Premier's Remarks During Access Awareness Week
We only have to look at these wonderful surroundings here at the Royal Ontario Museum, one of our finest institutions and a great place for families, to see why it is so important that we make every effort possible to make public places accessible to everyone.
We would not want anyone to miss out on great Ontario attractions like this one.
Even more important, we don't want our province missing out on all the important contributions that people of all abilities can make to help us continue building on the great quality of life we enjoy.
That's why we created the Accessibility for Ontarians with Disabilities Act.
And I am pleased to be here to celebrate the sixth anniversary of its passage.
We're also recognizing Access Awareness Week which is part of Rick Hansen's vision.
He made people around the world very aware of how much can be accomplished through sheer determination.
We need to be just as determined as we work to fulfil our own vision for a fully accessible Ontario and to work as quickly and effectively as we can to reach that goal no later than 2025.
We should strive to be leaders as a province in accessibility -- to show others what's possible, so that in the end, we not only make Ontario stronger, we help to make the world a better place too.
When you look at the opportunities awaiting us in the global economy and the strength of the competition it's clear that we need everyone at their best.
The Martin Prosperity Institute has estimated that by making it easier for Ontarians with disabilities to get to work, school, shops and tourist attractions our economy stands to benefit by $1.6 billion.
That provides us with the means to invest in schools, hospitals and all the things that matter to all our families.
But more than that, an accessible province is one where there are no limits on the great things Ontarians can achieve together.
When places like the Brockville Arts Centre install a new lift, so that musicians of all abilities can get on stage or into the orchestra pit, we're not doing that just because it is the right thing to do.
We're doing it because it sends a clear message to that musician in the lift and to each and every Ontarian: We need you.
All of you.
We need your passion.
We need your creativity.
We need your ideas.
We need your idealism.
Right across Ontario, in community centres, offices, schools, colleges and universities, hospitals and our public institutions -- we need to be sending that message: we need you.
You know, the truth is, in the past, we put the onus on people with disabilities.
They had to go to the Human Rights Tribunal; such as when David Lepofsky fought for TTC buses and streetcars that announced every stop.
It's a great example of one person making a big difference for all of us.
Because then the TTC went further and they now also display every stop.
But as my father used to say, "None of us is as strong as all of us, working together."
And the Accessibility for Ontarians with Disabilities Act gets all of us working together.
I want to take this opportunity to thank David for his leadership and tenacity on accessibility issues in Ontario.
You know, I'm so proud that we are the first jurisdiction in the world to shift from a complaints-based process to a more modern, proactive system for accessibility issues.
It means that instead of waiting for complaints and then taking action, we're setting standards.
So that, for example, transit providers will eventually be announcing and displaying stops right across Ontario.

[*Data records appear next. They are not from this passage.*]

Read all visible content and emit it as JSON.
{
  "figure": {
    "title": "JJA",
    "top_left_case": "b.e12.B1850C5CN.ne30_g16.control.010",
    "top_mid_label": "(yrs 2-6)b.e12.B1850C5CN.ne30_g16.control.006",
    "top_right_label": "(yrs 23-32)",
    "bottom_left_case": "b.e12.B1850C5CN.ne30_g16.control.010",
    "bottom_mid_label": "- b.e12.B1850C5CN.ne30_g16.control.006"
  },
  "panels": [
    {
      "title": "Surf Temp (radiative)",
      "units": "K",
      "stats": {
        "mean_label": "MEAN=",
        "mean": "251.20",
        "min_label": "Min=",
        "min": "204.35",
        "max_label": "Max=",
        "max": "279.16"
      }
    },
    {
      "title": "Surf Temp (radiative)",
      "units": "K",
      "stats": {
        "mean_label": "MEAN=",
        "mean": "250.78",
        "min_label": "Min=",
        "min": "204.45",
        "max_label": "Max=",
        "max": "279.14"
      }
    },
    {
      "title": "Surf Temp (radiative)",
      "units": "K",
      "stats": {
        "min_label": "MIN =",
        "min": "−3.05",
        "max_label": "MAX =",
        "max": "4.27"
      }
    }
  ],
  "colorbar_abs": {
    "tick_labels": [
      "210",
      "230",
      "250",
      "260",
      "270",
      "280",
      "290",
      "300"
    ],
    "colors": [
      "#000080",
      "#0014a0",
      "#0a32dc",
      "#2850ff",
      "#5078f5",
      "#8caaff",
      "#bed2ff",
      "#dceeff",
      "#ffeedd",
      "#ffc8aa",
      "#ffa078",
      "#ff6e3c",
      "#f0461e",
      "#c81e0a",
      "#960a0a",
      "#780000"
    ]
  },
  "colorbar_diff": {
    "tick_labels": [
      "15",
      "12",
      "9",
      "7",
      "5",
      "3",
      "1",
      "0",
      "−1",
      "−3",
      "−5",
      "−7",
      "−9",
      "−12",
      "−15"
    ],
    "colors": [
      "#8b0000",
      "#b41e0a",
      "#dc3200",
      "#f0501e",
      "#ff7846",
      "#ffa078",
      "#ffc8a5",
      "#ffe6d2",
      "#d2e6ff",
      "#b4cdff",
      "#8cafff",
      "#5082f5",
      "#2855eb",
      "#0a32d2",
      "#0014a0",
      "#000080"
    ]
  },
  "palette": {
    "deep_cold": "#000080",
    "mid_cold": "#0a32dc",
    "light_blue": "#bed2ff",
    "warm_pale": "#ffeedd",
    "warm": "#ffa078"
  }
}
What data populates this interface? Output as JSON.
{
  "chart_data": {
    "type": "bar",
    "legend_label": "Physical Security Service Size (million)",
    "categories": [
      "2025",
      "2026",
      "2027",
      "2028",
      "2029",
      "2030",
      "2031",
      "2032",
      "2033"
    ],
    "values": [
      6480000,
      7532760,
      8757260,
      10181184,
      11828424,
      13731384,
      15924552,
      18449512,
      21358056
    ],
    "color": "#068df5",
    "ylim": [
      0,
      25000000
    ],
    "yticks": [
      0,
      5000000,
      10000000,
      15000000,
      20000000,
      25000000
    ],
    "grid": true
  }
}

This is the kind of proactive approach we want to see everywhere: in workplaces, on websites or at public libraries.
So that accessibility becomes a natural part of what we do in Ontario.
As our Lieutenant Governor, the Honourable David Onley has put it: "Accessibility is nothing more, but nothing less than that which enables people to fulfill their full potential."
And if I can be so bold as to add to his words, I would say that accessibility is also about enabling Ontario to reach its full potential -- nothing more, but nothing less.
So we will continue driving forward with accessibility.
We will come up with new ideas and better solutions.
That's what we do as Ontarians.
We are builders.
We never put tools down.
It's bred in the bone.
And I'm very grateful for that.
In the face of today's pressing need to grow stronger, it's great to be builders who work well together.
And it will take everyone's commitment.
So let's keep doing that -- let's keep building a truly accessible community, a more inclusive society and a stronger Ontario -- the greatest province in the best country in the world.